The Texas Education Agency in November announced it would adjust the required operational minutes in some instances to help districts increase their attendance percentage. By reducing the number of minutes students had to be in class, the agency gave districts more leeway to receive funding, despite the absences.
“The commissioner may approve the operation of schools for fewer than 75,600 minutes if a disaster, flood, extreme weather condition, fuel curtailment or other calamity causes the closing of schools,” according to an agency release in November.
Students who attend 180 days of school for seven hours will have 75,600 instructional minutes.
Districts highly encourage strong attendance because it’s tied directly to funding, Guzzetta said.
“We’re having to pay that teacher even if there’s two kids absent in her class that day,” Guzzetta said.
Attendance rates in the first and second weeks at Friendswood ISD were 95 and 94, respectively, this year, according to district data.
That’s lower than the same periods in the fall 2020 semester when rates were between 97 and 98 percent, according to data.
Many districts are monitoring potential learning losses associated with both the pandemic and attendance changes.
“Student absenteeism and lost instructional opportunities profoundly impact student learning,” said Patti Hanssard, Santa Fe Independent School District spokeswoman.

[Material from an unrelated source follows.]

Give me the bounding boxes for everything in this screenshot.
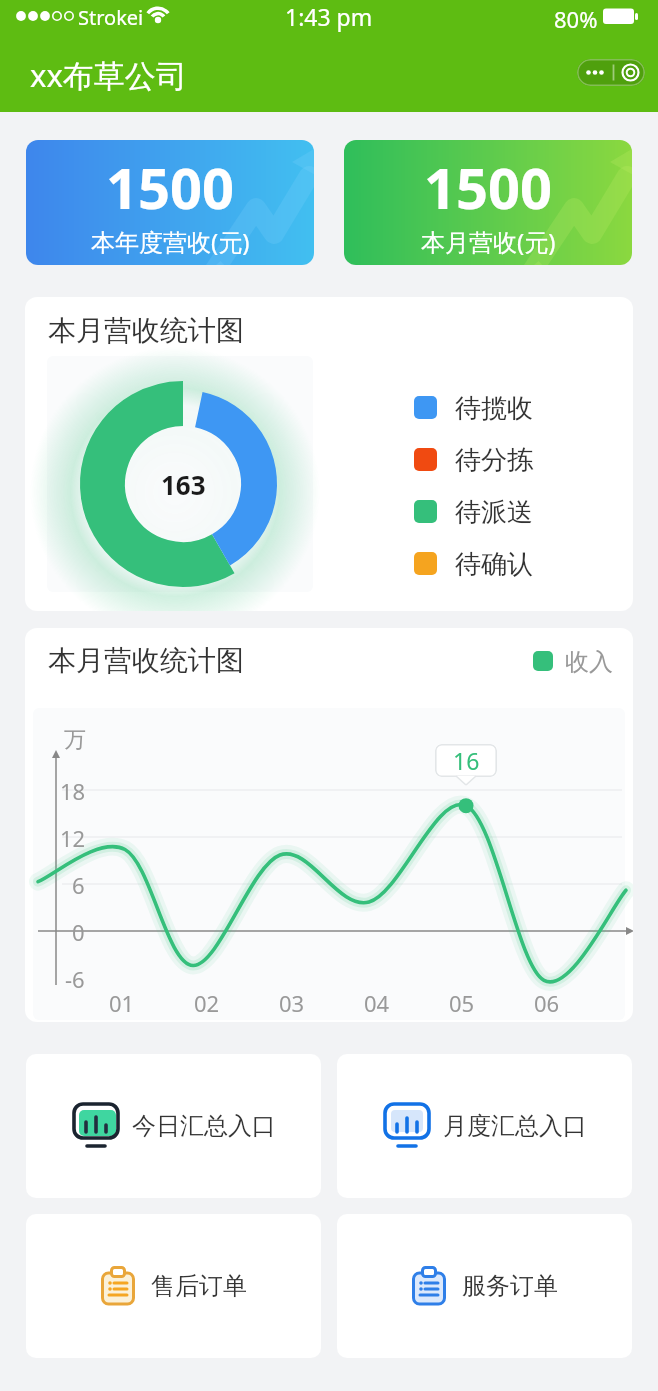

Administration has been monitoring student progress to determine effects of learning losses, she said.
“As a district, we will continue to utilize resources necessary to increase those rates to the extent that we are able to navigate through yet another year of the COVID pandemic,” Hanssard said.
If a student is going to be absent for an extended period of time, the teacher works with the child to ensure no instruction is lost, she said.
In Santa Fe, attendance rates were at 93.6 percent the week of Nov. 29, compared to 96.7 percent in the week of Nov. 30 in 2020, according to district data.
LETTING GO OF PERFECTION
Some schools have entirely abandoned awards tied to perfect attendance, long held as a triumphant accomplishment for students who never miss a day in a particular year or from kindergarten through 12th grade.
In the past, Friendswood schools gave awards for perfect attendance and final exam grades had ties to attendance, Guzzetta said.
“All of those are gone,” Guzzetta said. “We stripped those away last year. I don’t know if we’re ever bringing them back.”
The school wants parents and students to feel they can take a day off for health reasons and not be penalized for it, she said.